23 de julio de 2009

Río Mersey



Agua. Mucha agua. Agua casi estancada en un caudaloso río al borde de su muerte, la inevitable desembocadura de su vida.

En su andanza, este agua vio correr muchas otras vidas, paralelas a la suya. Con frenesí al principio, emanando de una fría e inexperta montaña llena de impulsivos salientes rocosos que podían saltar en cualquier momento hacia la aventura desorbitante de la vida; en su madurez, tranquilo, llevando de un lado a otro los sedimentos de experiencias que el tiempo le otorga; y casi muerto, pero consciente aún, totalmente sosegado en el momento en el que fui a sentarme junto a él.
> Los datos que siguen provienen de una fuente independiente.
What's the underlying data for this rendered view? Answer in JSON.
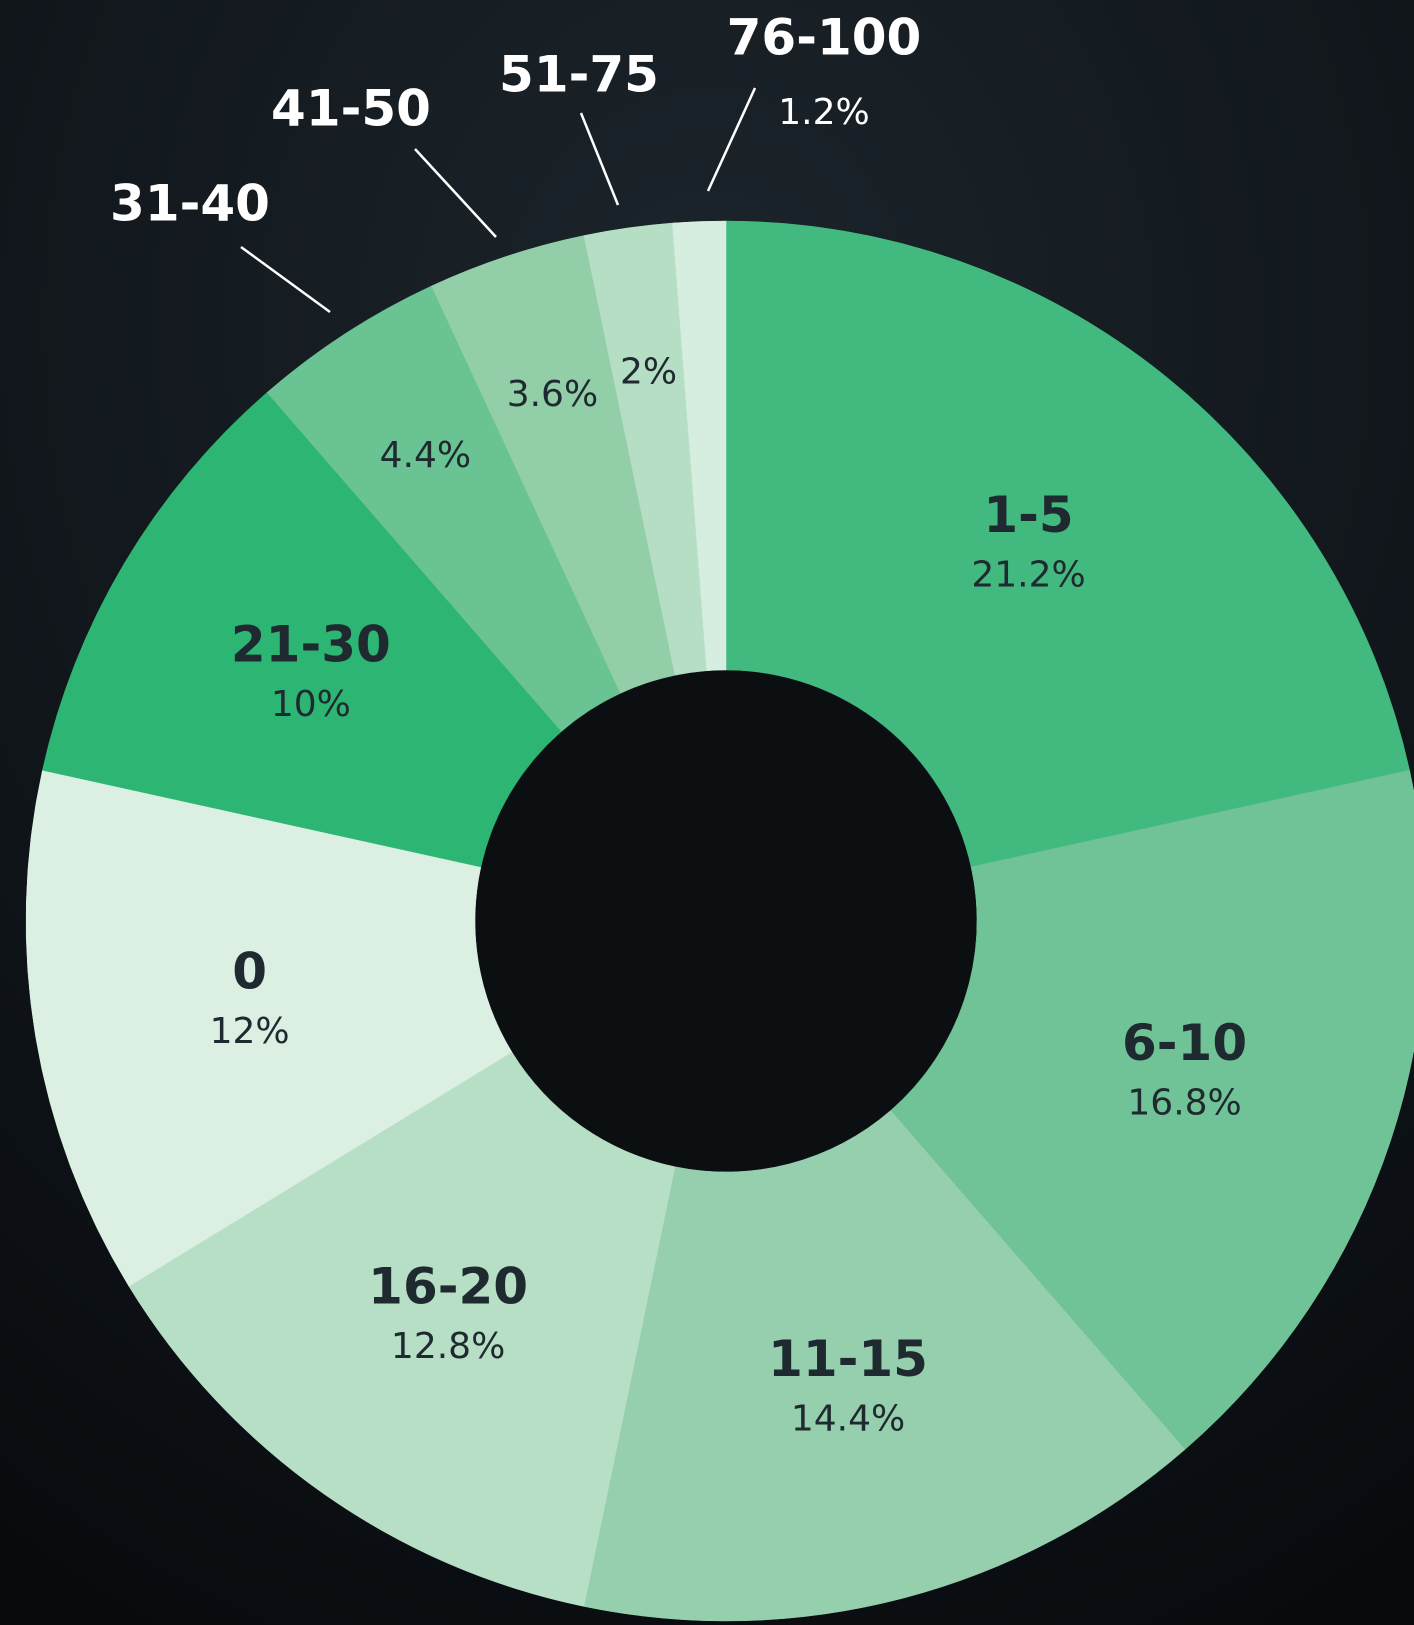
{
  "chart_data": {
    "type": "donut",
    "categories": [
      "1-5",
      "6-10",
      "11-15",
      "16-20",
      "0",
      "21-30",
      "31-40",
      "41-50",
      "51-75",
      "76-100"
    ],
    "values": [
      21.2,
      16.8,
      14.4,
      12.8,
      12,
      10,
      4.4,
      3.6,
      2,
      1.2
    ],
    "value_labels": [
      "21.2%",
      "16.8%",
      "14.4%",
      "12.8%",
      "12%",
      "10%",
      "4.4%",
      "3.6%",
      "2%",
      "1.2%"
    ],
    "colors": [
      "#42b97f",
      "#70c396",
      "#96cfad",
      "#b7dfc6",
      "#dbefe3",
      "#2db673",
      "#6ac392",
      "#92cfa8",
      "#b5dec4",
      "#d5eedf"
    ]
  }
}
El mar, la misma muerte que lo espera donde lo salado se hace dulce mientras divisa el horizonte, ansía hacerse con el conocimiento que el viejo río transporta, desde el frío lugar de su nacimiento hasta la misma ciudad desde donde yo lo observo. Y a la par que lo observo, él se lleva mi historia para entregársela al mar. Porque nunca estuvo saciado de conocimiento. Porque jamás fue tan viejo como para dejar escapar la historia de un viajero. Porque ante la muerte, sacó el valor necesario para seguir aprendiendo.